There’s a point midway through The Butler where Martin Luther King, Jr. (Nelsan Ellis) speaking with Freedom Riders at the Lorraine Hotel in Tennessee, affirms domestic help for being trustworthy, hardworking and loyal. They defy racist stereotypes that plague the black community. Cecil Gaines is just such a person. The Butler recounts the story of a White House butler who witnesses the civil rights struggle as he serves eight administrations from Truman (not portrayed) through Reagan during three decades of history. A reserved presence, he observes passively but quietly encourages a revolution. The very suggestion that one could affect change simply by living unnoticed, not making waves, is perhaps the film’s most subversive suggestion. It’s certainly well executed by Forest Whitaker. While the drama can be simplistic, there’s a dignity to his character. He exudes a subtlety lacking in the rest of the picture. It’s his portrayal that raises this material into something rather unexpected and at times extraordinary.
Whitaker is flanked by an astounding company of thespians.

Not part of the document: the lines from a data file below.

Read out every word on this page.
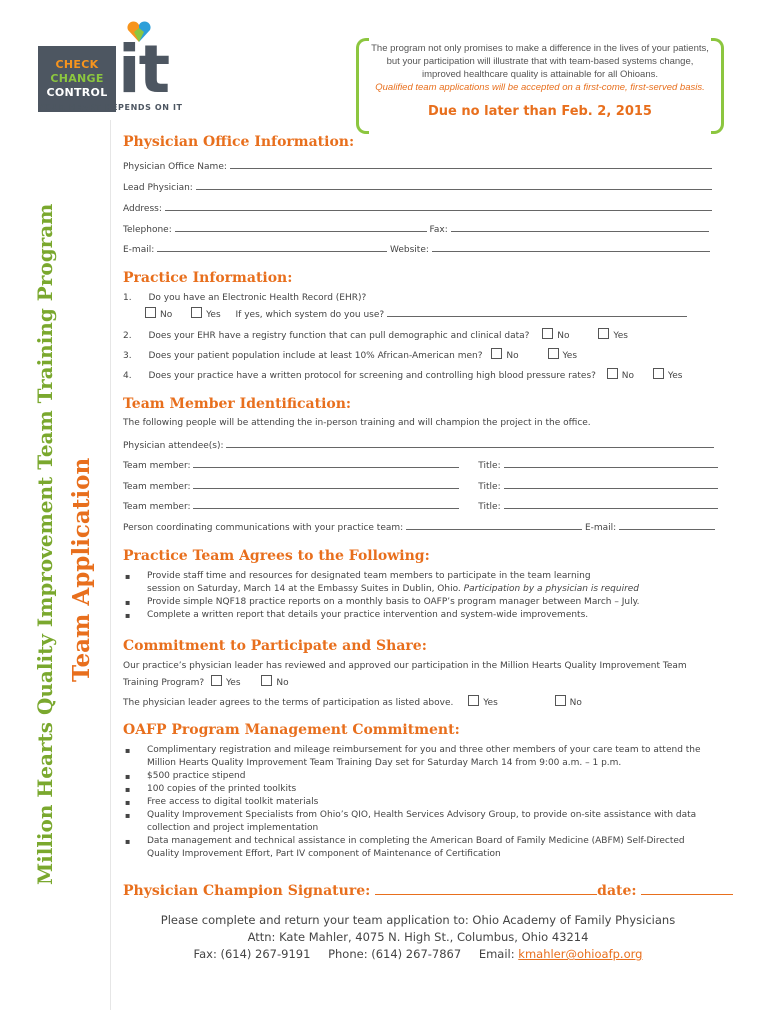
CHECK
CHANGE
CONTROL it
YOUR HEART DEPENDS ON IT
The program not only promises to make a difference in the lives of your patients, but your participation will illustrate that with team-based systems change, improved healthcare quality is attainable for all Ohioans.
Qualified team applications will be accepted on a first-come, first-served basis.
Due no later than Feb. 2, 2015
Million Hearts Quality Improvement Team Training Program Team Application
Physician Office Information:
Physician Office Name:
Lead Physician:
Address:
Telephone:	Fax:
E-mail:	Website:
Practice Information:
1. Do you have an Electronic Health Record (EHR)?
No	Yes If yes, which system do you use?
2. Does your EHR have a registry function that can pull demographic and clinical data?	No	Yes
3. Does your patient population include at least 10% African-American men?	No	Yes
4. Does your practice have a written protocol for screening and controlling high blood pressure rates?	No	Yes
Team Member Identification:
The following people will be attending the in-person training and will champion the project in the office.
Physician attendee(s):
Team member:	Title:
Team member:	Title:
Team member:	Title:
Person coordinating communications with your practice team:	E-mail:
Practice Team Agrees to the Following:
▪ Provide staff time and resources for designated team members to participate in the team learning
session on Saturday, March 14 at the Embassy Suites in Dublin, Ohio. Participation by a physician is required
▪ Provide simple NQF18 practice reports on a monthly basis to OAFP’s program manager between March – July.
▪ Complete a written report that details your practice intervention and system-wide improvements.
Commitment to Participate and Share:
Our practice’s physician leader has reviewed and approved our participation in the Million Hearts Quality Improvement Team
Training Program? Yes	No
The physician leader agrees to the terms of participation as listed above.	Yes	No
OAFP Program Management Commitment:
▪ Complimentary registration and mileage reimbursement for you and three other members of your care team to attend the
Million Hearts Quality Improvement Team Training Day set for Saturday March 14 from 9:00 a.m. – 1 p.m.
▪ $500 practice stipend
▪ 100 copies of the printed toolkits
▪ Free access to digital toolkit materials
▪ Quality Improvement Specialists from Ohio’s QIO, Health Services Advisory Group, to provide on-site assistance with data
collection and project implementation
▪ Data management and technical assistance in completing the American Board of Family Medicine (ABFM) Self-Directed
Quality Improvement Effort, Part IV component of Maintenance of Certification
Physician Champion Signature:	date:
Please complete and return your team application to: Ohio Academy of Family Physicians
Attn: Kate Mahler, 4075 N. High St., Columbus, Ohio 43214
Fax: (614) 267-9191 Phone: (614) 267-7867 Email: kmahler@ohioafp.org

The Butler has one of those casts that is a blessing for anyone playing the parlor game “Six Degrees of Kevin Bacon.” It makes connecting the actor to everyone in Hollywood through this movie that much easier. No, Bacon is not in it, but just about everyone else is: Oprah Winfrey, Mariah Carey, Terrence Howard, Vanessa Redgrave, Cuba Gooding, Jr., Lenny Kravitz, Robin Williams, James Marsden, Liev Schreiber, John Cusack, Alan Rickman, Jane Fonda. The cast list is a virtual who’s who of people in the business.

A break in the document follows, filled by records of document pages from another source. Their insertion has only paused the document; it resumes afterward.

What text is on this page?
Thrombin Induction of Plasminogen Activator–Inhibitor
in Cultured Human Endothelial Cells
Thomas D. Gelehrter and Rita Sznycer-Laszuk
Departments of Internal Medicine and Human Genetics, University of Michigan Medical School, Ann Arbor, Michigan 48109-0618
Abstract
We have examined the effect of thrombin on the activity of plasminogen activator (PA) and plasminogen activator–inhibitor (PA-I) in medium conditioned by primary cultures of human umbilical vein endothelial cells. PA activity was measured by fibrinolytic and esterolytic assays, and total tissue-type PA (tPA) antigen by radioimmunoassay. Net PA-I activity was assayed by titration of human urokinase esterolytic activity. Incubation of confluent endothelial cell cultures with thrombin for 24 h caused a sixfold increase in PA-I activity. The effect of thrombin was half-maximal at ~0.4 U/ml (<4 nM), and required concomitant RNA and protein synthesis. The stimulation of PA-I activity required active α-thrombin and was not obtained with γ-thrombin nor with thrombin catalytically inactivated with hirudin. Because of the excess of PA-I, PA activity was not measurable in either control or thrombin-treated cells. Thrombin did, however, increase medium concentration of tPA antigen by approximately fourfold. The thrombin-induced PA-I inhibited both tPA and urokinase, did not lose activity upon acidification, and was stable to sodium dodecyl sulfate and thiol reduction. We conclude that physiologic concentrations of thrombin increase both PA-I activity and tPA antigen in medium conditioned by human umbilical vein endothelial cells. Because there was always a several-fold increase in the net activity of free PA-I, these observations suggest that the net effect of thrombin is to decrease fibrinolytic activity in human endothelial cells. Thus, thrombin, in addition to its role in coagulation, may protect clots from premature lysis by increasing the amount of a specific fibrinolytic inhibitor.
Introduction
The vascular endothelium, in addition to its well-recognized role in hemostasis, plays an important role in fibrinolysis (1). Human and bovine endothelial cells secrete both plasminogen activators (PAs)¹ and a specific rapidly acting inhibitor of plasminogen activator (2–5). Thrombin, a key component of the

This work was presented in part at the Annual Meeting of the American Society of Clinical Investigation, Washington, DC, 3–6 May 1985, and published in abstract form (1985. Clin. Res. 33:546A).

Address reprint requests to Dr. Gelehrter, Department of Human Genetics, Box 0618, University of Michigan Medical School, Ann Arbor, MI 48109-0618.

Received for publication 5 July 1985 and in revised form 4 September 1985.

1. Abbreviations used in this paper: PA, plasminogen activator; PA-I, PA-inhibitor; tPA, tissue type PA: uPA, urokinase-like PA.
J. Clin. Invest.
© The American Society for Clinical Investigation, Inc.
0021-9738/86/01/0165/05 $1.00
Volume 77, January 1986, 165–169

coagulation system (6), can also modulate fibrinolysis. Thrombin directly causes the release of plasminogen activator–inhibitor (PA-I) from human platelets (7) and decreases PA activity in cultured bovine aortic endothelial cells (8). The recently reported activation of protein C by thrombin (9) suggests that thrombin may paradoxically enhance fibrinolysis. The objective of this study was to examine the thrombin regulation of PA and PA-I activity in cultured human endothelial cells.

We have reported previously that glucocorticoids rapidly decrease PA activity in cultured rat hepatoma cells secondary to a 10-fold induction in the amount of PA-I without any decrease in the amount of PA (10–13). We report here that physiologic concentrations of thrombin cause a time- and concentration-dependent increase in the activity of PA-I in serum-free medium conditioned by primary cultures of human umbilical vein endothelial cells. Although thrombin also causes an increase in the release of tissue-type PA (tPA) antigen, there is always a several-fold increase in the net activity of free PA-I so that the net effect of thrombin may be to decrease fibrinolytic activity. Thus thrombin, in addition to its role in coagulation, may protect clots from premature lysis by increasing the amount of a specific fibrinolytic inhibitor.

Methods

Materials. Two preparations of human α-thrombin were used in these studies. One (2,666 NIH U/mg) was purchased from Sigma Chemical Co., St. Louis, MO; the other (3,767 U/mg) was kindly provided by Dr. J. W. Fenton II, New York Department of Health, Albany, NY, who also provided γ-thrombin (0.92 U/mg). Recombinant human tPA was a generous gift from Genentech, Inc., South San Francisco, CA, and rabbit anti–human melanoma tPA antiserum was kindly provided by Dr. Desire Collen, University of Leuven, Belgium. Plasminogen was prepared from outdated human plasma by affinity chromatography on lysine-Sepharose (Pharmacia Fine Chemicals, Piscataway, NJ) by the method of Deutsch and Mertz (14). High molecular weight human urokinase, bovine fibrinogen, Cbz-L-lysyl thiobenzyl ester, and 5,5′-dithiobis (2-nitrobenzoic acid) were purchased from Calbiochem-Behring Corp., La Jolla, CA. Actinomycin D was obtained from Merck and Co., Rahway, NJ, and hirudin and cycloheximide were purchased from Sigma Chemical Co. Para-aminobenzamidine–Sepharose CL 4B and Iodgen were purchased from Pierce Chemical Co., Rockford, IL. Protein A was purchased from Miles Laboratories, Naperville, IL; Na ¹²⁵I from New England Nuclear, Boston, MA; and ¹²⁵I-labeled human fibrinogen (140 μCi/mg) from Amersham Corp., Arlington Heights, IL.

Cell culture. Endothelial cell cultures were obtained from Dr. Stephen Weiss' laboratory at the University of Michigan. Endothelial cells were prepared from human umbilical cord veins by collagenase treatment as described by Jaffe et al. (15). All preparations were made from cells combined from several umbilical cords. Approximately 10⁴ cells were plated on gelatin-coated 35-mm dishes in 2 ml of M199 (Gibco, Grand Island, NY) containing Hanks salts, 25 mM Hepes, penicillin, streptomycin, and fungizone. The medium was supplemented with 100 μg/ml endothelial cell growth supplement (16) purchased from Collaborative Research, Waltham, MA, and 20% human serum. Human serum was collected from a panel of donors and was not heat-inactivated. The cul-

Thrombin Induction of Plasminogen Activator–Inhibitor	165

Danny Strong’s screenplay is inspired by Wil Haygood’s article A Butler Well Served by This Election which appeared in the Washington Post a few days after the election of Barack Obama in 2008. This is screenwriter Danny Strong’s fabricated story based on real life White House butler Eugene Allen. The drama “is set against historical events,” but “the title character and his family are fictionalized.” That might give pause to viewers watching a picture that manipulates real people across an epic that spans over 30 years. It clearly has lofty ambitions. The Butler is sort of a smorgasbord that samples various episodes that highlight the civil rights movement as seen through the eyes of this one man. I should note that the best moments actually concern Cecil Gaines’ home life with his family. Oprah Winfrey is surprisingly believable as his unassuming wife. It’s fascinating that a particularly interesting role, Cecil’s son Louis (David Oyelowo), is entirely made up. Yet the interactions between the reserved butler father and his angry young activist son are impressive. An argument over Sidney Poitier’s acting abilities perfectly highlights the generation gap.

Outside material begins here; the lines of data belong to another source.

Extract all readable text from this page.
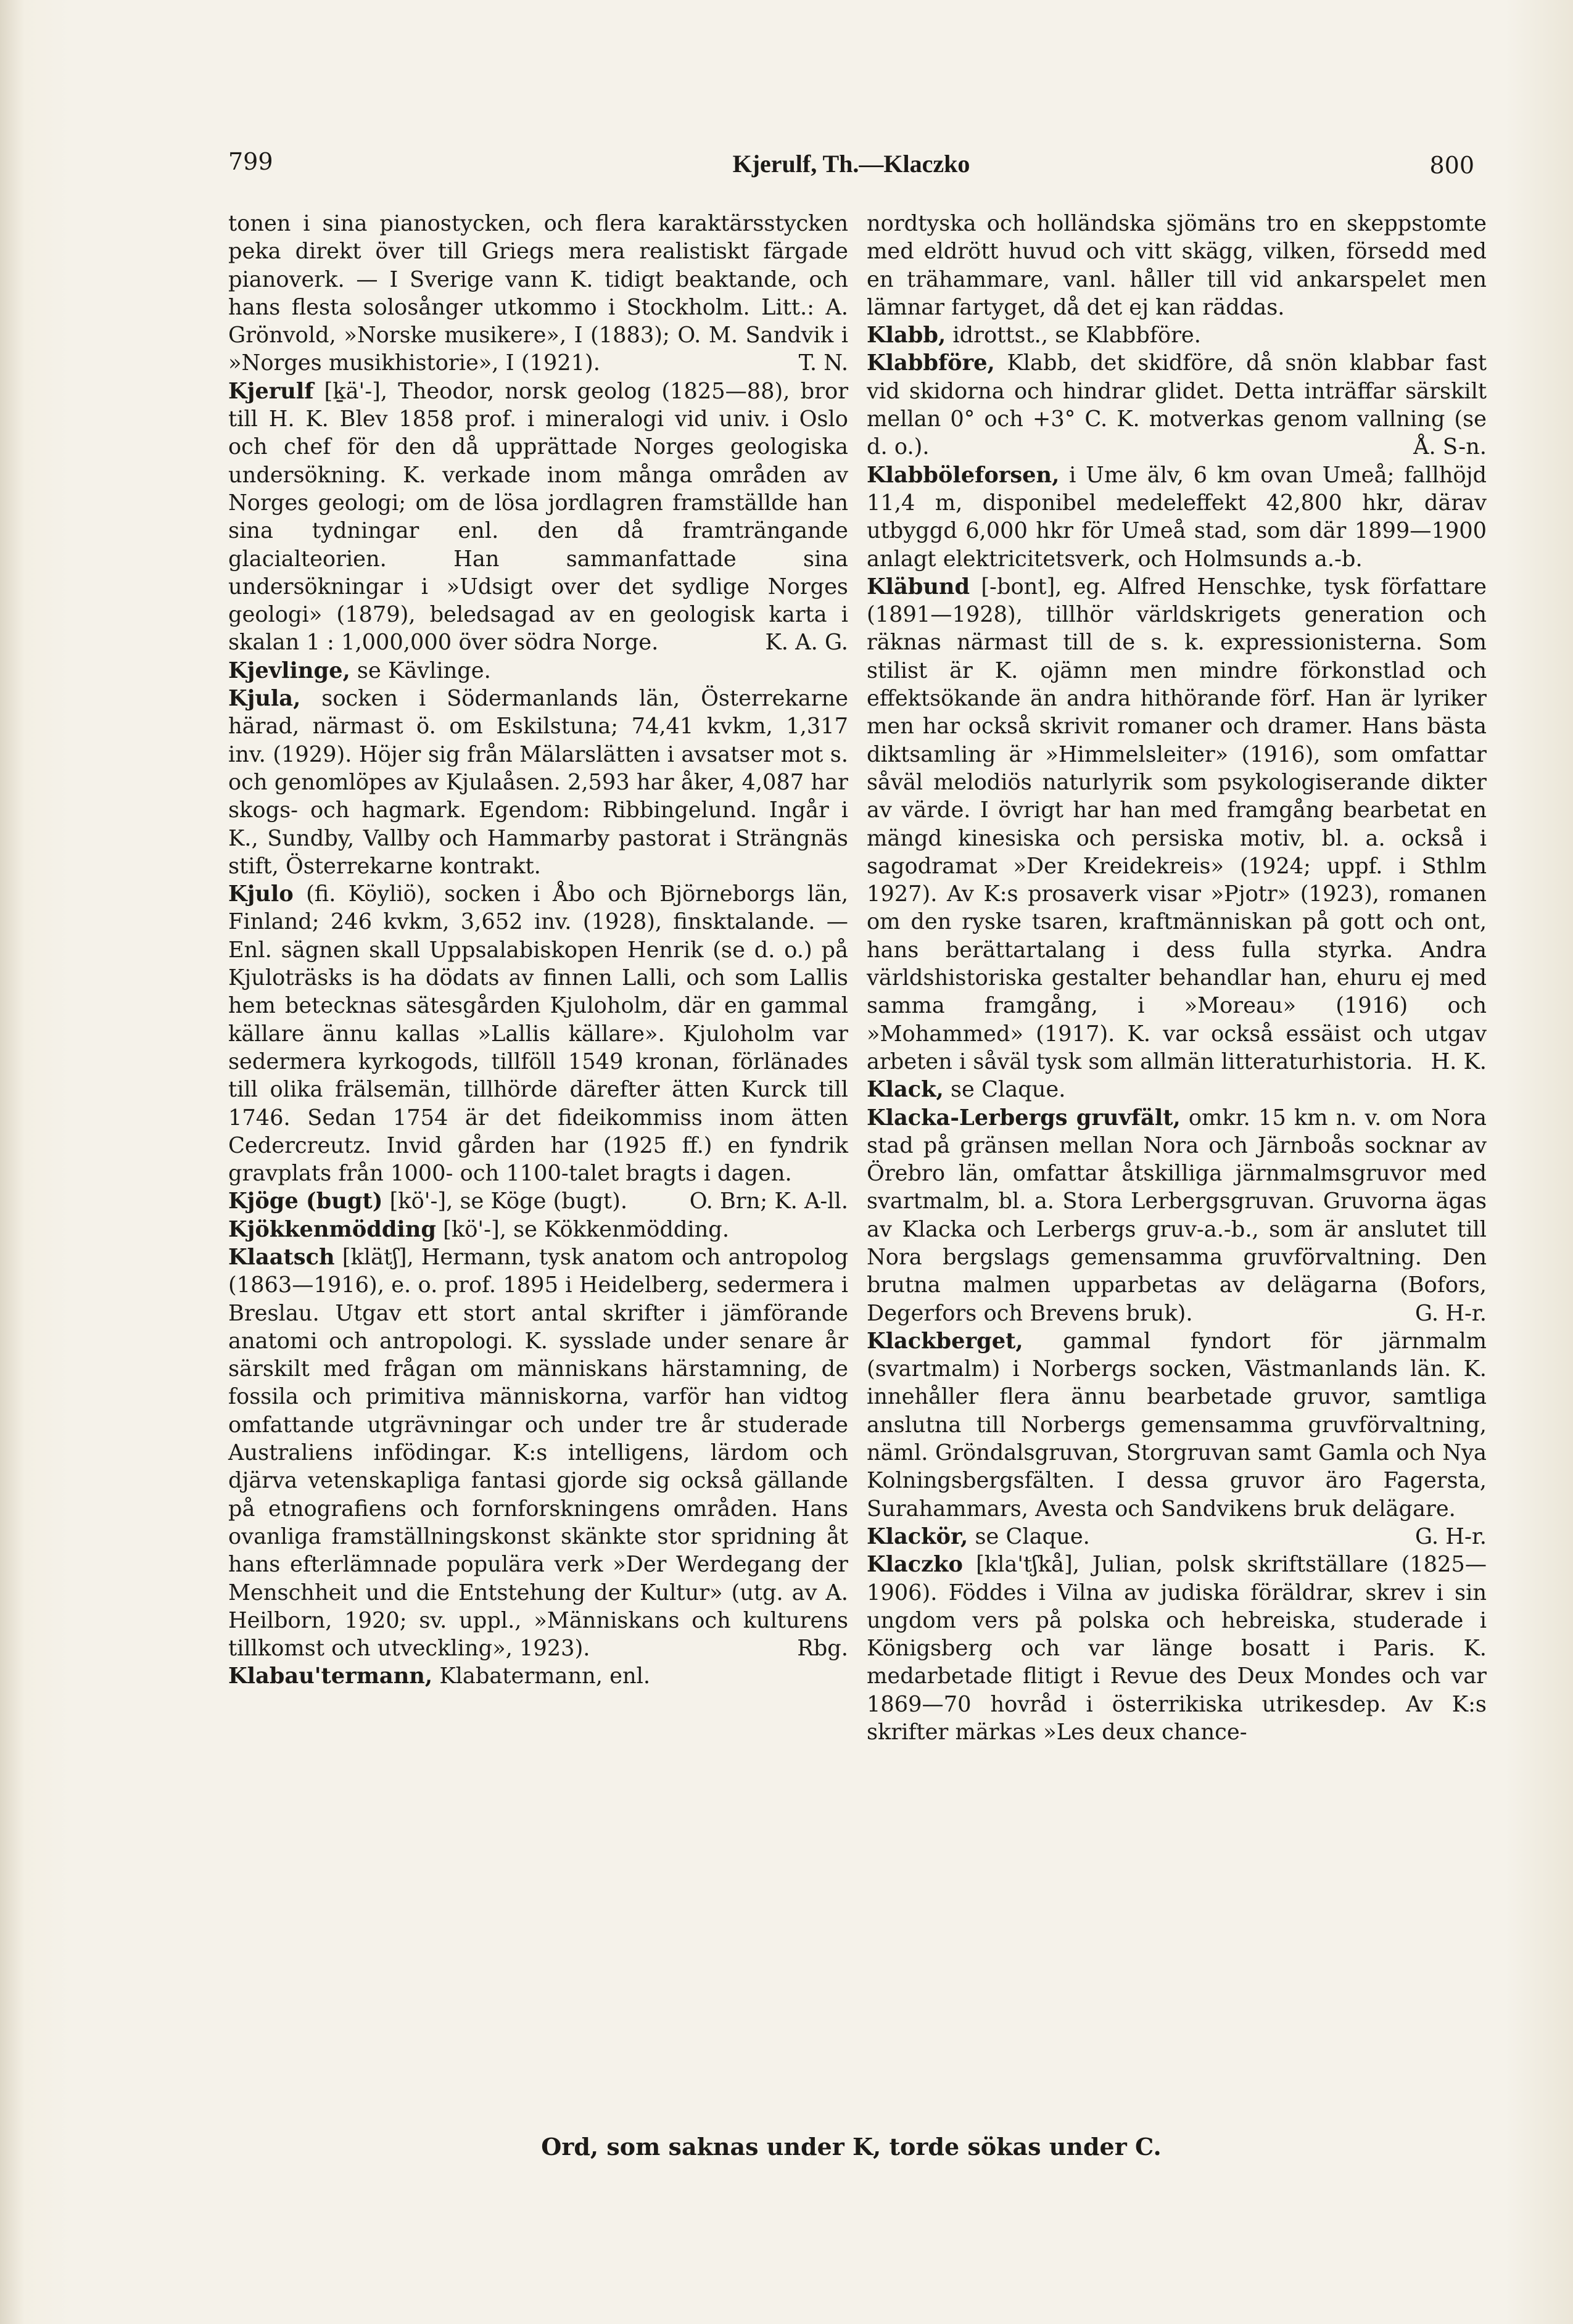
799	Kjerulf, Th.—Klaczko	800

tonen i sina pianostycken, och flera karaktärsstycken peka direkt över till Griegs mera realistiskt färgade pianoverk. — I Sverige vann K. tidigt beaktande, och hans flesta solosånger utkommo i Stockholm. Litt.: A. Grönvold, »Norske musikere», I (1883); O. M. Sandvik i »Norges musikhistorie», I (1921).	T. N.

Kjerulf [ḵä'-], Theodor, norsk geolog (1825—88), bror till H. K. Blev 1858 prof. i mineralogi vid univ. i Oslo och chef för den då upprättade Norges geologiska undersökning. K. verkade inom många områden av Norges geologi; om de lösa jordlagren framställde han sina tydningar enl. den då framträngande glacialteorien. Han sammanfattade sina undersökningar i »Udsigt over det sydlige Norges geologi» (1879), beledsagad av en geologisk karta i skalan 1 : 1,000,000 över södra Norge.	K. A. G.

Kjevlinge, se Kävlinge.

Kjula, socken i Södermanlands län, Österrekarne härad, närmast ö. om Eskilstuna; 74,41 kvkm, 1,317 inv. (1929). Höjer sig från Mälarslätten i avsatser mot s. och genomlöpes av Kjulaåsen. 2,593 har åker, 4,087 har skogs- och hagmark. Egendom: Ribbingelund. Ingår i K., Sundby, Vallby och Hammarby pastorat i Strängnäs stift, Österrekarne kontrakt.

Kjulo (fi. Köyliö), socken i Åbo och Björneborgs län, Finland; 246 kvkm, 3,652 inv. (1928), finsktalande. — Enl. sägnen skall Uppsalabiskopen Henrik (se d. o.) på Kjuloträsks is ha dödats av finnen Lalli, och som Lallis hem betecknas sätesgården Kjuloholm, där en gammal källare ännu kallas »Lallis källare». Kjuloholm var sedermera kyrkogods, tillföll 1549 kronan, förlänades till olika frälsemän, tillhörde därefter ätten Kurck till 1746. Sedan 1754 är det fideikommiss inom ätten Cedercreutz. Invid gården har (1925 ff.) en fyndrik gravplats från 1000- och 1100-talet bragts i dagen.
O. Brn; K. A-ll.

Kjöge (bugt) [kö'-], se Köge (bugt).

Kjökkenmödding [kö'-], se Kökkenmödding.

Klaatsch [klätʃ], Hermann, tysk anatom och antropolog (1863—1916), e. o. prof. 1895 i Heidelberg, sedermera i Breslau. Utgav ett stort antal skrifter i jämförande anatomi och antropologi. K. sysslade under senare år särskilt med frågan om människans härstamning, de fossila och primitiva människorna, varför han vidtog omfattande utgrävningar och under tre år studerade Australiens infödingar. K:s intelligens, lärdom och djärva vetenskapliga fantasi gjorde sig också gällande på etnografiens och fornforskningens områden. Hans ovanliga framställningskonst skänkte stor spridning åt hans efterlämnade populära verk »Der Werdegang der Menschheit und die Entstehung der Kultur» (utg. av A. Heilborn, 1920; sv. uppl., »Människans och kulturens tillkomst och utveckling», 1923).	Rbg.

Klabau'termann, Klabatermann, enl.

nordtyska och holländska sjömäns tro en skeppstomte med eldrött huvud och vitt skägg, vilken, försedd med en trähammare, vanl. håller till vid ankarspelet men lämnar fartyget, då det ej kan räddas.

Klabb, idrottst., se Klabbföre.

Klabbföre, Klabb, det skidföre, då snön klabbar fast vid skidorna och hindrar glidet. Detta inträffar särskilt mellan 0° och +3° C. K. motverkas genom vallning (se d. o.).	Å. S-n.

Klabbölefors​en, i Ume älv, 6 km ovan Umeå; fallhöjd 11,4 m, disponibel medeleffekt 42,800 hkr, därav utbyggd 6,000 hkr för Umeå stad, som där 1899—1900 anlagt elektricitetsverk, och Holmsunds a.-b.

Kläbund [-bont], eg. Alfred Henschke, tysk författare (1891—1928), tillhör världskrigets generation och räknas närmast till de s. k. expressionisterna. Som stilist är K. ojämn men mindre förkonstlad och effektsökande än andra hithörande förf. Han är lyriker men har också skrivit romaner och dramer. Hans bästa diktsamling är »Himmelsleiter» (1916), som omfattar såväl melodiös naturlyrik som psykologiserande dikter av värde. I övrigt har han med framgång bearbetat en mängd kinesiska och persiska motiv, bl. a. också i sagodramat »Der Kreidekreis» (1924; uppf. i Sthlm 1927). Av K:s prosaverk visar »Pjotr» (1923), romanen om den ryske tsaren, kraftmänniskan på gott och ont, hans berättartalang i dess fulla styrka. Andra världshistoriska gestalter behandlar han, ehuru ej med samma framgång, i »Moreau» (1916) och »Mohammed» (1917). K. var också essäist och utgav arbeten i såväl tysk som allmän litteraturhistoria. H. K.

Klack, se Claque.

Klacka-Lerbergs gruvfält, omkr. 15 km n. v. om Nora stad på gränsen mellan Nora och Järnboås socknar av Örebro län, omfattar åtskilliga järnmalmsgruvor med svartmalm, bl. a. Stora Lerbergsgruvan. Gruvorna ägas av Klacka och Lerbergs gruv-a.-b., som är anslutet till Nora bergslags gemensamma gruvförvaltning. Den brutna malmen upparbetas av delägarna (Bofors, Degerfors och Brevens bruk).	G. H-r.

Klackberget, gammal fyndort för järnmalm (svartmalm) i Norbergs socken, Västmanlands län. K. innehåller flera ännu bearbetade gruvor, samtliga anslutna till Norbergs gemensamma gruvförvaltning, näml. Gröndalsgruvan, Storgruvan samt Gamla och Nya Kolningsbergsfälten. I dessa gruvor äro Fagersta, Surahammars, Avesta och Sandvikens bruk delägare.
G. H-r.

Klackör, se Claque.

Klaczko [kla'tʃkå], Julian, polsk skriftställare (1825—1906). Föddes i Vilna av judiska föräldrar, skrev i sin ungdom vers på polska och hebreiska, studerade i Königsberg och var länge bosatt i Paris. K. medarbetade flitigt i Revue des Deux Mondes och var 1869—70 hovråd i österrikiska utrikesdep. Av K:s skrifter märkas »Les deux chance-

Ord, som saknas under K, torde sökas under C.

The Butler always remains entertaining. It’s never boring. However the script’s point of view seems to deviate in the final act. It is the biggest irony that Nancy Reagan’s unprecedented invitation to Cecil to the state dinner—the first black butler to receive such an honor—begins a series of circumstances that ultimately prompts the butler to hand in his resignation. What initially seems like a triumph is painted as setback. Despite the mixed messages, and casual breeze through history, The Butler is a stirring film. Oprah Winfrey and David Oyelowo give able support but this is Forest Whitaker’s show. He is absolutely mesmerizing in the title role. Cecil slowly influences change with a honorable sense of purpose. It quietly maintains that sometimes, good things come to those who wait.